1 of 5

PELAKSANAAN PROYEK

MPSI

2 of 5

Pelaksanaan Proyek dapat dilakukan dengan dua tahap.

1. Tahap lelang/tender (pra kontrak)

Tahap lelang atau tender adalah proses awal dalam pengadaan barang dan jasa, di mana pihak yang membutuhkan barang atau jasa (pihak pemilik proyek atau pemberi kerja) mengundang penyedia barang atau jasa (kontraktor, vendor, atau pemasok) untuk mengajukan penawaran. Langkah utamanya :

  • Persiapan Dokumen Lelang : Pihak pemberi kerja menyiapkan dokumen lelang yang berisi spesifikasi teknis, syarat dan ketentuan, serta kriteria penilaian penawaran.
  • Pengumuman Lelang : Pemberi kerja mengumumkan lelang melalui media yang ditentukan, seperti website resmi, surat kabar, atau platform pengadaan elektronik, untuk mengundang peserta lelang.
  • Pendaftaran dan Pengambilan Dokumen Lelang : Penyedia barang atau jasa yang tertarik mendaftar dan mengambil dokumen lelang untuk mempelajari syarat dan ketentuan yang ditetapkan.

3 of 5

  • Penjelasan Lelang : Sesi penjelasan dari pemberi kerja kepada calon peserta lelang mengenai hal-hal teknis dan administratif yang tercantum dalam dokumen lelang.
  • Pengajuan Penawaran : Peserta lelang mengajukan penawaran mereka dalam bentuk dokumen yang berisi harga, spesifikasi teknis, dan syarat lainnya sesuai dengan yang diminta dalam dokumen lelang.
  • Evaluasi Penawaran : Pemberi kerja melakukan evaluasi terhadap penawaran yang masuk berdasarkan kriteria yang telah ditetapkan, seperti harga, kualitas, pengalaman, dan kapasitas teknis.
  • Penetapan Pemenang Lelang : Berdasarkan hasil evaluasi, pemberi kerja menetapkan pemenang lelang yang menawarkan kombinasi terbaik dari segi harga dan kualitas.
  • Pengumuman Pemenang : Pemenang lelang diumumkan dan biasanya diberikan waktu untuk menyelesaikan keberatan jika ada, sebelum kontrak ditandatangani.

4 of 5

2. Tahap pelaksanaan kontrak.

Tahap pelaksanaan kontrak dimulai setelah penandatanganan kontrak antara pemberi kerja dan penyedia barang atau jasa. Tahapan ini mencakup berbagai aktivitas yang berfokus pada realisasi proyek sesuai dengan ketentuan yang telah disepakati dalam kontrak.

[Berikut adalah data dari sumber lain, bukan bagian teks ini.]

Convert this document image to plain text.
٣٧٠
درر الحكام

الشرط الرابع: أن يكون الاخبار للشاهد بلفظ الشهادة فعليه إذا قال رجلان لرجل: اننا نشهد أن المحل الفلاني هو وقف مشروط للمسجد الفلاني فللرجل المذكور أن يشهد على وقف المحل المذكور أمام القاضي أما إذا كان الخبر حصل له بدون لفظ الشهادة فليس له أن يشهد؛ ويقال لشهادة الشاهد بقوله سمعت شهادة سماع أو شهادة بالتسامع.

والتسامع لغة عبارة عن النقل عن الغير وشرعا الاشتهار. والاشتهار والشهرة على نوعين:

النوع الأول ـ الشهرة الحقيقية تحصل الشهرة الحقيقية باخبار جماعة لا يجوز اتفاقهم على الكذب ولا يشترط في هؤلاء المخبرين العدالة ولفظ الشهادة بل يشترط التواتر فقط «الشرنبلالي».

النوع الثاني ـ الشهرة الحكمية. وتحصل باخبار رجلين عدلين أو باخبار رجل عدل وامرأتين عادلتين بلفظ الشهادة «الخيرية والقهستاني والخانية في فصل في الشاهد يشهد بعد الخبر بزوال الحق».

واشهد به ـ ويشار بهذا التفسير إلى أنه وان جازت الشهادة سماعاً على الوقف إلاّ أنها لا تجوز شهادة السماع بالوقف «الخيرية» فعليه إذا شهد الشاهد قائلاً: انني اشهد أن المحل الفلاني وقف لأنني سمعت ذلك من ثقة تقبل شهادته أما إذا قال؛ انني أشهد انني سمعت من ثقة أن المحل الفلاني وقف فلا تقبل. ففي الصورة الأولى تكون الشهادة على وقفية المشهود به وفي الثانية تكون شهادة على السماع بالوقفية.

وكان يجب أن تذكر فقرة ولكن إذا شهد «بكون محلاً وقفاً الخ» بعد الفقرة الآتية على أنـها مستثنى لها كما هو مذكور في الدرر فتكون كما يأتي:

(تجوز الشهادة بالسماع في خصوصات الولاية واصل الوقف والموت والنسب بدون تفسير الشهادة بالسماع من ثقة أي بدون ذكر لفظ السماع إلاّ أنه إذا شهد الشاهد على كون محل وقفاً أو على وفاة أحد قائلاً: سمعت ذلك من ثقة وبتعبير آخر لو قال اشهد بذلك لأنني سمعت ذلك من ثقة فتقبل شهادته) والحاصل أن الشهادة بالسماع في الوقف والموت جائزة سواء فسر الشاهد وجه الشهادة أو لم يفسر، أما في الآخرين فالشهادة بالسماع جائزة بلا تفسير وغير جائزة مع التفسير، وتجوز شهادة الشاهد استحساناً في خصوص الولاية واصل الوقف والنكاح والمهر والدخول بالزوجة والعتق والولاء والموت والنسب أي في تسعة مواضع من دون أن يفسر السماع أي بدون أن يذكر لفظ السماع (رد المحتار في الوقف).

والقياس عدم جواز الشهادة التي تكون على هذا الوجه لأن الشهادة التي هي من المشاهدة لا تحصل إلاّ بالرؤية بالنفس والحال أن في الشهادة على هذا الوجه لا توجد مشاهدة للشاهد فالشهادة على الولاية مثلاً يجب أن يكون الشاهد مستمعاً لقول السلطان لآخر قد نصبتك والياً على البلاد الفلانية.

Langkah utamanya :

  • Penandatanganan Kontrak : Setelah pemenang lelang ditetapkan, kontrak resmi ditandatangani oleh kedua belah pihak, yang menandai dimulainya tahap pelaksanaan.
  • Kick-off Meeting : Pertemuan awal antara pemberi kerja dan penyedia jasa untuk membahas rencana pelaksanaan, penjadwalan, serta pembagian tugas dan tanggung jawab.
  • Mobilisasi : Penyedia jasa mempersiapkan sumber daya yang diperlukan, seperti tenaga kerja, peralatan, dan material, untuk memulai pekerjaan di lokasi proyek.
  • Pelaksanaan Pekerjaan : Penyedia jasa melaksanakan pekerjaan sesuai dengan spesifikasi teknis dan jadwal yang tercantum dalam kontrak. Ini termasuk pemantauan, pengawasan, dan pengendalian mutu.

5 of 5

  • Monitoring dan Pengendalian : Pemberi kerja melakukan pemantauan secara berkala untuk memastikan pekerjaan berjalan sesuai dengan rencana. Ini meliputi pemeriksaan mutu, kemajuan, dan kesesuaian dengan jadwal.
  • Pembayaran Berkala : Berdasarkan kemajuan pekerjaan, pemberi kerja melakukan pembayaran berkala kepada penyedia jasa sesuai dengan ketentuan yang diatur dalam kontrak.
  • Penyelesaian Akhir : Setelah seluruh pekerjaan selesai, dilakukan pemeriksaan akhir untuk memastikan semua pekerjaan telah dilaksanakan sesuai kontrak. Jika ada kekurangan, penyedia jasa diwajibkan untuk memperbaikinya.
  • Serah Terima : Proyek diserahkan secara resmi dari penyedia jasa kepada pemberi kerja setelah semua pekerjaan dinyatakan selesai dan sesuai dengan ketentuan kontrak.
  • Pemeliharaan : Beberapa kontrak mencakup periode pemeliharaan di mana penyedia jasa bertanggung jawab untuk memperbaiki kerusakan yang terjadi setelah serah terima dalam jangka waktu tertentu.